Il primo volo disponibile per Albuquerque era alle sette e trenta ed avevano
giusto il tempo di comprare i biglietti.
Per l’intera durata del viaggio
la ragazza non fece che studiare di sottecchi il fratello. Max, in effetti, era
sempre stato un tipo riservato, di poche parole, sicuro delle sue decisioni
anche quando, apparentemente, sembrava esitare. Ma dal momento in cui aveva
acquisito il pieno potere dei suoi ricordi era molto cambiato. Sembrava che
dentro di lui le due essenze, quella umana e quella aliena, avessero acquistato
una forza quasi fisica, come due entità ben distinte. Mentre in lei stessa ed
in Michael continuavano a coesistere come semplici sfaccettature del loro
carattere, in Max, con il risveglio della memoria, la componente segreta che
era stata il principe ereditario di Antar era venuta fuori in tutta la sua
solida complessità e tendeva a sovrapporsi al lato umano nei momenti di
massima tensione o, come in quel caso, di forte volontà. Allora diventava
quasi remoto, eppure manteneva al contempo una tale dolcezza interiore che
comprendeva benissimo come, nonostante tutto, Liz lo amasse tanto
appassionatamente.
Però, in quel momento, aveva davvero paura. Paura per lui, per quello che
avrebbe potuto fare se effettivamente Liz fosse stata in pericolo. Già una
volta, nel timore di perderla, si era tradito, e adesso che l’FBI era sulle
loro tracce dovevano usare la massima cautela. Eppure era proprio la sua
generosità a renderlo così speciale… Con un sospiro si voltò verso di lui
e gli prese la mano in segno di affetto. - Andrà tutto bene, vedrai… - disse
piano con un piccolo sorriso d’incoraggiamento.
Era molto tardi quando infine
giunsero all’università di Albuquerque, ma Patricia O’Neal rispose subito
alla chiamata della portineria e pochi minuti dopo i tre giovani si
incontrarono all’ingresso.
Max riconobbe immediatamente la slanciata ragazza dai capelli rossi che
divideva la stanza con Liz e la guardò avvicinarsi con una sorta di
affascinato orrore.
- Mi dispiace, Max, Liz non c’è… - Patricia dovette battere più volte le
palpebre per scacciare le lacrime.
A quelle parole Isabel lanciò uno sguardo perplesso al fratello.
“Oddio…”
- Dov’è? -
- In ospedale.

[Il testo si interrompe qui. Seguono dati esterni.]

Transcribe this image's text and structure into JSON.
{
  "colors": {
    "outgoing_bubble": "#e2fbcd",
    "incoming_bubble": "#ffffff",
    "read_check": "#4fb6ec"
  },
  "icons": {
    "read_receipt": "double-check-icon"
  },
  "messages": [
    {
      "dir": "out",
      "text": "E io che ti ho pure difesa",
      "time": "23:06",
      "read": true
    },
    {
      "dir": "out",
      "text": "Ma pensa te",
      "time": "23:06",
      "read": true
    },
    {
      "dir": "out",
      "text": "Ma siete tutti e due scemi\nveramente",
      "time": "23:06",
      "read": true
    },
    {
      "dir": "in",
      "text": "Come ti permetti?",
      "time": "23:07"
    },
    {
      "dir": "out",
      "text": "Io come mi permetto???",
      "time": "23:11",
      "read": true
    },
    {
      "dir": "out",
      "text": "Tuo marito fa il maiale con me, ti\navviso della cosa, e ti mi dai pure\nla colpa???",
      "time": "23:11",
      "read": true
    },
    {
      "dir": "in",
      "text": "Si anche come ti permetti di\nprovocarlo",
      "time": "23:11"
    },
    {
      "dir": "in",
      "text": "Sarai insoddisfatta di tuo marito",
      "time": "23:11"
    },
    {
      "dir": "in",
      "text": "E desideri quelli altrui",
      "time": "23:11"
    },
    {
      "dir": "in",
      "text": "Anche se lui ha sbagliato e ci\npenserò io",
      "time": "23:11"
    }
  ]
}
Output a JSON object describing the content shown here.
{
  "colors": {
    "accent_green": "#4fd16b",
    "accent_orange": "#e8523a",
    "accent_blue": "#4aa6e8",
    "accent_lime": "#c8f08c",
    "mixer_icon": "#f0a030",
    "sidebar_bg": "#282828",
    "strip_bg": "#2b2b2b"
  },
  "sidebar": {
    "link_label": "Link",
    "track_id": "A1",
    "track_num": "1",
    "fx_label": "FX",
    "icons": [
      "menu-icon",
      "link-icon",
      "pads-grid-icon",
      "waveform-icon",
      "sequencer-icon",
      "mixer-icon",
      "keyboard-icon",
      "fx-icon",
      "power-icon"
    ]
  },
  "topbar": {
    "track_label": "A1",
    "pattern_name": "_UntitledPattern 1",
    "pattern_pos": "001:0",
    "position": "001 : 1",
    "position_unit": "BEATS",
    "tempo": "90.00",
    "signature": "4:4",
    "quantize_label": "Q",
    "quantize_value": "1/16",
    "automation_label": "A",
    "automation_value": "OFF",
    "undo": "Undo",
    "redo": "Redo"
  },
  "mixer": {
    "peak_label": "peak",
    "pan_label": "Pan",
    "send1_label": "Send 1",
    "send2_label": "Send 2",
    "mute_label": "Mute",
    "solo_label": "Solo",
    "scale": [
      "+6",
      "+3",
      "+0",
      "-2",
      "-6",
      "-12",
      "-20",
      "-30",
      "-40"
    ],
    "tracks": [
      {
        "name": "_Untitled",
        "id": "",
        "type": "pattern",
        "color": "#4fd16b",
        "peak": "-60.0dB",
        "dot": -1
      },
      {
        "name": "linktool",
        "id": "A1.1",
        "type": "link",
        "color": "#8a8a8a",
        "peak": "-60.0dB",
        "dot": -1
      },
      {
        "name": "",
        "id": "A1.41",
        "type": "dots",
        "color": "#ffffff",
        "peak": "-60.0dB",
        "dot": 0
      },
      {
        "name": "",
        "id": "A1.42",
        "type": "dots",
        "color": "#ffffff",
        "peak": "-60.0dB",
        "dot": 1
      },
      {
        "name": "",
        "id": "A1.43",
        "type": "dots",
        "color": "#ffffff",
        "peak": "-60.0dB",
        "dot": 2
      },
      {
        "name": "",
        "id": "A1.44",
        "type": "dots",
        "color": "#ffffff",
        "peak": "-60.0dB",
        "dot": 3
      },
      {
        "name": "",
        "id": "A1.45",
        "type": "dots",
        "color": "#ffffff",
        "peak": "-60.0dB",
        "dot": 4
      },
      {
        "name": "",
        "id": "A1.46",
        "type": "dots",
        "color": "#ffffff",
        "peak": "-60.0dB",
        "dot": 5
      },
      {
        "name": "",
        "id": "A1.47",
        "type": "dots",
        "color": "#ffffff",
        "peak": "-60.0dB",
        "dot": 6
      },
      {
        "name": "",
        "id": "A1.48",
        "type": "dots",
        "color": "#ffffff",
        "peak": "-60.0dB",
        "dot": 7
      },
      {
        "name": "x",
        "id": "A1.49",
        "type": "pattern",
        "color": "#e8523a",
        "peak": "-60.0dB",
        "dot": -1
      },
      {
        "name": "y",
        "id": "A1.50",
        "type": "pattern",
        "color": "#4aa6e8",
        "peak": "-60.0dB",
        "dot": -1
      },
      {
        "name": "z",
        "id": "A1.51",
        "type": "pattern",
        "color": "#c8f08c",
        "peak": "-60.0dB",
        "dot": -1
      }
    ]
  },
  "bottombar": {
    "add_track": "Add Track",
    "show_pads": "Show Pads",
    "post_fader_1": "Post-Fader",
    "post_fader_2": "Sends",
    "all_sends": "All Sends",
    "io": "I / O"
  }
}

Si trova solo a tre isolati da qui. E’ entrata in coma due ore
fa - Nonostante gli sforzi, le lacrime infine scesero lungo le guance pallide
di Patricia. - Era così felice all’idea di rivederti… -
Senza chiedere altro Max abbassò un poco la testa in segno di saluto e se ne
andò seguito dalla sorella.
La breve corsa fino all’ospedale si svolse nel più assoluto silenzio, rotto
solo dal rombo cupo del motore della piccola ma potente auto presa a noleggio,
poi Max si precipitò all’interno della massiccia costruzione senza neppure
aspettare Isabel.
Controllando freneticamente i numeri delle stanze per trovare quella
indicatagli all’accettazione, il giovane corse lungo i corridoi poco
illuminati data l’ora tarda poi, col cuore in gola, posò la mano su una
maniglia e aprì deciso la porta. - Liz! -
Per un attimo lungo un’eternità rimase immobile sulla soglia, gli occhi
fissi sulla figura immobile nel letto. La chiamò di nuovo, a fior di labbra,
poi si slanciò verso di lei e le sfiorò il volto cereo con la punta delle
dita. Per un attimo gli parve di sentire il proprio cuore fermarsi nel vedere
la pelle piena di lividi e graffi della ragazza.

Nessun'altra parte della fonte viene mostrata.